Quick start#

Command line#

You need command line access to submit. You do not need a reservation to access a command line, you can connect to the BioHPC Login (head) node cbsulogin?.biohpc.cornell.edu.

One-time setup#

Submitting jobs#

You can submit from the command line (SSH) at the login nodes cbsulogin?.biohpc.cornell.edu (see access description. All commands (sbatch, squeue, sinfo, etc) have to be run with option --cluster cbsueccosl01 (but see one-time setup).

There is only one partition (queue) containing all nodes, default parameters (changeable through SLURM options at submission, see below) are:

  • 1 core and 4 GB RAM per job

  • infinite run time.

Interactive shell#

Interactive shell can be requested with command

srun --cluster cbsueccosl01 --pty bash -l

or if you ran the above TIP:

srun --pty bash -l

If you need a specific node, use

srun -w cbsueccoXX --pty bash -l

You can use all valid SLURM command line options (the same as are listed in a sbatch file) as well. In their absence, you will get default values (limitations).[1] For instance, the above invocations get unlimited memory, but are limited to 1 task on 1 CPU. If you needed to use more within your interactive shell, you might want to specify

srun -w cbsueccoXX --nprocs 8 --pty bash -l

Interactive GUI jobs#

You should be able to get interactive GUI jobs (Stata, MATLAB) to work as follows:

srun -n 2 -N1 --mem=8G  --x11 --pty bash -l
/usr/local/stata18/xstata

or

srun -n 2 -N1 --mem=8G  --x11 --pty bash -l
/local/opt/MATLAB/R2023a/bin/matlab

When done, type exit to exit the interactive session. Note that you must align the requested CPU count (-n 2) with the expected usage of the MATLAB and Stata/MP. While just opening them will not cause a problem, our Stata/MP version will use up to 8 cores, and MATLAB, unless specifically configured not to do so, will utilize the amount of physical cores on the system. For any serious computing, please use non-interactive mode, or adjust the number of cores you request accordingly.

Warning

It is technically feasible to login to each node without using SLURM. However, this confuses the job scheduler. Do not abuse this, exclusion from use of the cluster may be the consequence.

Running RStudio#

See the BioHPC Software site (search for Rstudio, then click on the link) for instructions on how to run Rstudio on the cluster. In a nutshell,

salloc -N 1
srun /programs/rstudio_server/rstudio_start 4.4.0

will run an instance of RStudio Server on the node you were allocated (if it isn’t already running). You can then connect to it using a web browser, using port 8016. The output of the srun command will tell you which node to connect to. For instance,

Nov 18 08:37:44 cbsueccosl03.biohpc.cornell.edu systemd[1]: Starting RStudio Server...
Nov 18 08:37:44 cbsueccosl03.biohpc.cornell.edu systemd[1]: Started RStudio Server.
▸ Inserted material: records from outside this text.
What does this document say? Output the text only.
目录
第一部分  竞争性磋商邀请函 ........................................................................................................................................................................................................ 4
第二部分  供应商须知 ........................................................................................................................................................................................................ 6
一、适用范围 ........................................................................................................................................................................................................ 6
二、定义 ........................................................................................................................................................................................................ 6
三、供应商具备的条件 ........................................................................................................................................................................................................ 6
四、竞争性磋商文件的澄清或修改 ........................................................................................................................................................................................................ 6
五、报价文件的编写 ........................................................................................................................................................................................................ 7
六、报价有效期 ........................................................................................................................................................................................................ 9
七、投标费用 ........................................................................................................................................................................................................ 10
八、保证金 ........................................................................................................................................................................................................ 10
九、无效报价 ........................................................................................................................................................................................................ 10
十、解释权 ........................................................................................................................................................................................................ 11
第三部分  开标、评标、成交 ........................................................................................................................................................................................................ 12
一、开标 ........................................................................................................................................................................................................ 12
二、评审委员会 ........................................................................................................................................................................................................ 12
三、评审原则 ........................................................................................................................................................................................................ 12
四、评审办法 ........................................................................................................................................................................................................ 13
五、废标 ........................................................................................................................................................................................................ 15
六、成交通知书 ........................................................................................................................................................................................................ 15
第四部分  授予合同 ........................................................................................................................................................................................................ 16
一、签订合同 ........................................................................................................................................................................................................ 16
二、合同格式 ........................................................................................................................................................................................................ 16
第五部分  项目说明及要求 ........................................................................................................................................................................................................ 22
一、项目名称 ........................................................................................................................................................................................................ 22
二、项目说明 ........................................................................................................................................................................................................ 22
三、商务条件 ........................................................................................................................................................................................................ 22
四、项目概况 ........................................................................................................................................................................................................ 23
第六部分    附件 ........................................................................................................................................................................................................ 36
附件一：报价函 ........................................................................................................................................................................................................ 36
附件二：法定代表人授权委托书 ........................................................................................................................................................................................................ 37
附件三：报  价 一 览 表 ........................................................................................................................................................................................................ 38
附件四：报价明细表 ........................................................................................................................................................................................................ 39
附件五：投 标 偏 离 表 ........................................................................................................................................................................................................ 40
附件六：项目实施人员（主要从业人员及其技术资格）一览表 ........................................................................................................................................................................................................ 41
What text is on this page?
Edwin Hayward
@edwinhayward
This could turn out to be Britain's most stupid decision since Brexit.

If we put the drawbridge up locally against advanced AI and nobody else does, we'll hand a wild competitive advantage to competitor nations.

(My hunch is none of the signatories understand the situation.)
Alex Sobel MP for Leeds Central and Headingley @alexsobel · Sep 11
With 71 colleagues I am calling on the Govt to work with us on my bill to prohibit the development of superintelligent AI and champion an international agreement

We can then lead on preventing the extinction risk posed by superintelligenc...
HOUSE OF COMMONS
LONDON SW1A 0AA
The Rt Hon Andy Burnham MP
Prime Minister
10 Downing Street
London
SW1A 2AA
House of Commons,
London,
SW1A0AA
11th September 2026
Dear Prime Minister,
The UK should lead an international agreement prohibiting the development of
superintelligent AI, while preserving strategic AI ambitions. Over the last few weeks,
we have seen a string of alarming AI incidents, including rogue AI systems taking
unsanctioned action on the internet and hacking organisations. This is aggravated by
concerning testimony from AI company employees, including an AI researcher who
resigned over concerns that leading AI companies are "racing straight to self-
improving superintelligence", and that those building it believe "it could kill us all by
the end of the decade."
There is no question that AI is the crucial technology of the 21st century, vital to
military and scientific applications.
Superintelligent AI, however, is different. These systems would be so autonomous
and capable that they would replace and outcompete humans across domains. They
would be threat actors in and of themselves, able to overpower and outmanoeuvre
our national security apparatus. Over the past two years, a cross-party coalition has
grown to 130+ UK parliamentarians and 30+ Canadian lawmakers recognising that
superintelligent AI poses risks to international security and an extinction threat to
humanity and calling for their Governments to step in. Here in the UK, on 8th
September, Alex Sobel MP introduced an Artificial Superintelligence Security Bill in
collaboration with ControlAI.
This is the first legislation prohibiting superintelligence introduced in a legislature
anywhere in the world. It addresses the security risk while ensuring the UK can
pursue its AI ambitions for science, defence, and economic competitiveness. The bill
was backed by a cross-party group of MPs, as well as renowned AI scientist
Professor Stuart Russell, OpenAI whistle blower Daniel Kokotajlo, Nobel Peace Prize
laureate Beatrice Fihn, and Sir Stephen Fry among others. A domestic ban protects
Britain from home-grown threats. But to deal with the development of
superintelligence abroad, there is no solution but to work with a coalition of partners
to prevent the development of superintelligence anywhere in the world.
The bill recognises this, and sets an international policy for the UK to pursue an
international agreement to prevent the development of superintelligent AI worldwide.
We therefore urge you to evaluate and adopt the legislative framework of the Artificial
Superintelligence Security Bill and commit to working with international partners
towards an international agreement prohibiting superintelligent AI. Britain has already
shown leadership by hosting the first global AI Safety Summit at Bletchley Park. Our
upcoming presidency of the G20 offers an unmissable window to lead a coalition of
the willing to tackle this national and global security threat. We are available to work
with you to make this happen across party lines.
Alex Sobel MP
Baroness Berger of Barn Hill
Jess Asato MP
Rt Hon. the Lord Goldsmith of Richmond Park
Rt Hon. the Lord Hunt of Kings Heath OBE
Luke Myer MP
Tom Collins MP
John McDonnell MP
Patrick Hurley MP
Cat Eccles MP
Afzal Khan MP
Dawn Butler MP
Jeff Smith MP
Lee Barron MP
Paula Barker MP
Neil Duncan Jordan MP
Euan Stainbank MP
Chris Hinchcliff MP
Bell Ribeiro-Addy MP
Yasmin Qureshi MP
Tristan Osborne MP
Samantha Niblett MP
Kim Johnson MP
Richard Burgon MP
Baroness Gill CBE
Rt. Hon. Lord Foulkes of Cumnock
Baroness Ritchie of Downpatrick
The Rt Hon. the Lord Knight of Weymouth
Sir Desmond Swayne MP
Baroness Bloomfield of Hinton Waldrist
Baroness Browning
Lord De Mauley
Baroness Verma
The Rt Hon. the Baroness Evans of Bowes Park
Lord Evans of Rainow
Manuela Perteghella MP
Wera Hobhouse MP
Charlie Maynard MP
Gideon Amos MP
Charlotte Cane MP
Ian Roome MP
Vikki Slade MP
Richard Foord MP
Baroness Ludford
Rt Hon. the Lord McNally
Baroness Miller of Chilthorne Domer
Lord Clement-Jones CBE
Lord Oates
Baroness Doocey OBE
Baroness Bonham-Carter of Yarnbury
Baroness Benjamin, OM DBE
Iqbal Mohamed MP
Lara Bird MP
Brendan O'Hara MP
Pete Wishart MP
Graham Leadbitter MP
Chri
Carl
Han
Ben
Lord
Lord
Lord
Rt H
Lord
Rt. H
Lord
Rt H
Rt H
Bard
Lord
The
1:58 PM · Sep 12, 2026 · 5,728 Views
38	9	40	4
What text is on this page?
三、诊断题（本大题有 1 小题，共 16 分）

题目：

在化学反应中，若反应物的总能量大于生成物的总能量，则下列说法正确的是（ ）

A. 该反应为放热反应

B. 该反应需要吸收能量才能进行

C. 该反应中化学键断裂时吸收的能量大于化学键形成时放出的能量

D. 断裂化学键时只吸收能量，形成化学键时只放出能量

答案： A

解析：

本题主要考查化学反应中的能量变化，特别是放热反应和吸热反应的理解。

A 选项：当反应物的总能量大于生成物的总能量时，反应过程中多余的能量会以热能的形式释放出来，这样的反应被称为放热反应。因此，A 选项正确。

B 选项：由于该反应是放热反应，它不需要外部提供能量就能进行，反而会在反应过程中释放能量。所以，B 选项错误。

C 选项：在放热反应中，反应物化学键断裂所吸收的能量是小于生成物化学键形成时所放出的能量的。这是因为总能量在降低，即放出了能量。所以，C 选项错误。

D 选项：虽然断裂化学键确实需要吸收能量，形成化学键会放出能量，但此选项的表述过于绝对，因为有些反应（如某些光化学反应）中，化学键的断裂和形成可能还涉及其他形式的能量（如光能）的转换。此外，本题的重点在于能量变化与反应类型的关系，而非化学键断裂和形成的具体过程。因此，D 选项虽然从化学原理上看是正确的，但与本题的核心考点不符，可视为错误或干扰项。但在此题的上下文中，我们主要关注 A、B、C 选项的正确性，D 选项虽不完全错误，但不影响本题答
means you would connect to http://cbsueccosl03.biohpc.cornell.edu:8016. If you are connected to the VPC, you can connect to it from your laptop, otherwise use the browser within the VNC session.

Warning

If you see

[lv39@cbsueccosl01 ~]$ srun /programs/rstudio_server/rstudio_start 4.4.0
Rserver is already running - no need to start it
If you want to restart it please stop it first using
/programs/rstudio_server/rstudio_stop

then somebody else may already have started an instance there. DO NOT STOP IT. You can still connect to your own session on that server.

To see running jobs#

squeue

To cancel a running job#

Use

scancel (ID)

where the ID can be gleaned from the squeue command.